California civic leaders spoke alongside Senator Wieckowski during the rally to underscore the importance of preserving Californians’ fundamental right to participate in our democracy:
"How could the court silence our voices on the most profoundly impactful issue in American democracy today: the toxic effect of unlimited spending on our political process?” asked Eddie Kurtz, Executive Director of the Courage Campaign. “We are committed to doing all we can to educate the justices and help reverse this misguided decision."
“Billionaires should not have thousands of times more free speech than the average American just because they have so much more money to spend on elections,” said Trent Lange, President of the California Clean Money Campaign. “That's why tens of thousands of Californians demanded that the legislature give them the opportunity to instruct their representatives to overturn Citizens United, and why tens of thousands more are asking the court to give us that right by restoring Prop 49 to the ballot."
"By putting Prop 49 back on the ballot, the California Supreme Court would give Californians a chance to instruct their representatives to act against this grave threat to our democracy, " said Emily Rusch, Executive Director, California Public Interest Research Group (CALPIRG).

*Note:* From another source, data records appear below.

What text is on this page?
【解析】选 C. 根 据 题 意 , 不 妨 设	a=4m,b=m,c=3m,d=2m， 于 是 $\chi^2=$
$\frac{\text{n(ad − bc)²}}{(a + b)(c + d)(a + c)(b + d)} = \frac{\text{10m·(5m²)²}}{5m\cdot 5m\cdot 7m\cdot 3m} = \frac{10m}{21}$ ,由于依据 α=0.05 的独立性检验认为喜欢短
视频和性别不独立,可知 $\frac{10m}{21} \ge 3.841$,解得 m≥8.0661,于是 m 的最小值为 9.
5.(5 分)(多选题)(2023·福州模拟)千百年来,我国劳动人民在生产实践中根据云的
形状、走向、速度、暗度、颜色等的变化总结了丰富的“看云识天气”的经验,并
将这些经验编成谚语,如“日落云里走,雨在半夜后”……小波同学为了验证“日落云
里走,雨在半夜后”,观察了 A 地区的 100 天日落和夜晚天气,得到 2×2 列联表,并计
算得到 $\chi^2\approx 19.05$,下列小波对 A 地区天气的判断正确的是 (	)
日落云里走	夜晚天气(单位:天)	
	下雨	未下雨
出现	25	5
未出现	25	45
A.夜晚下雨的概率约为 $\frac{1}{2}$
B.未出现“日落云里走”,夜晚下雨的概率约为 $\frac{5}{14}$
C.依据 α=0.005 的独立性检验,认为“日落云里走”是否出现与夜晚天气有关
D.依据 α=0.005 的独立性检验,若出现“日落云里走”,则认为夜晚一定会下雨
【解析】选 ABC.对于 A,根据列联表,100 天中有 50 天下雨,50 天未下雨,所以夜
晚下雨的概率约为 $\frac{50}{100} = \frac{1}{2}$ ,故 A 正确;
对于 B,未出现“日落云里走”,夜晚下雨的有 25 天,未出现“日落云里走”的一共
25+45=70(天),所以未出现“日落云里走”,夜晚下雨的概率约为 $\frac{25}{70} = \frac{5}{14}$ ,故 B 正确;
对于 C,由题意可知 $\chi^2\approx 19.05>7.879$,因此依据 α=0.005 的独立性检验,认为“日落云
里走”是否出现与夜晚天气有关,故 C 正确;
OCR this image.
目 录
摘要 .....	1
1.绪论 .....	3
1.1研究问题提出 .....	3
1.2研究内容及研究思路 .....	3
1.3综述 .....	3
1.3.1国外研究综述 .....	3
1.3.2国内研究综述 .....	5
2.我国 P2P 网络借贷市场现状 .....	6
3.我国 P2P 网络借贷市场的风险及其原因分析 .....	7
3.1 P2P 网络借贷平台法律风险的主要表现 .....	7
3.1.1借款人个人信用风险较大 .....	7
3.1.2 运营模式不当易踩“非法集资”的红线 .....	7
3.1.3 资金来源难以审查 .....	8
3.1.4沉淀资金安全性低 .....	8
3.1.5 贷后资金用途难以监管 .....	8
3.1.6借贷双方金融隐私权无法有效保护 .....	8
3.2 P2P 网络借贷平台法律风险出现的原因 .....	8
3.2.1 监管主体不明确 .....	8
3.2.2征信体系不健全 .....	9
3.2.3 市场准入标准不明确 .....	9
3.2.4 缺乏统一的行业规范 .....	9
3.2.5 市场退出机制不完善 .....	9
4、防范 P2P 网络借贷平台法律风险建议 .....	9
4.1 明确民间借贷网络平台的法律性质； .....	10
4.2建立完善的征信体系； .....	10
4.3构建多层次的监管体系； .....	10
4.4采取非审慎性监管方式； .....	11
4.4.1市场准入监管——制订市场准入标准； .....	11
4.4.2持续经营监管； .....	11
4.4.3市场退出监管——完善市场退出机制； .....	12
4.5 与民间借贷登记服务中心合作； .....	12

“Prop 49 would be on the ballot two years later than it qualified, but not too late for California to insist that our nation has the conversation it must have about our pay to play political system and what it will take to fix it,” said Michele Sutter, Chair of the Yes on 49 Committee.
"Today we rallied to demand the courts enforce our right to call upon Congress to take action to save our democracy by overturning Citizens United,” exclaimed Helen Grieco, the Northern California Organizer of California Common Cause. “We demonstrated that we have a common cause to ensure that our government remains of, by and for the people.”
The court is expected to issue a decision within 90 days.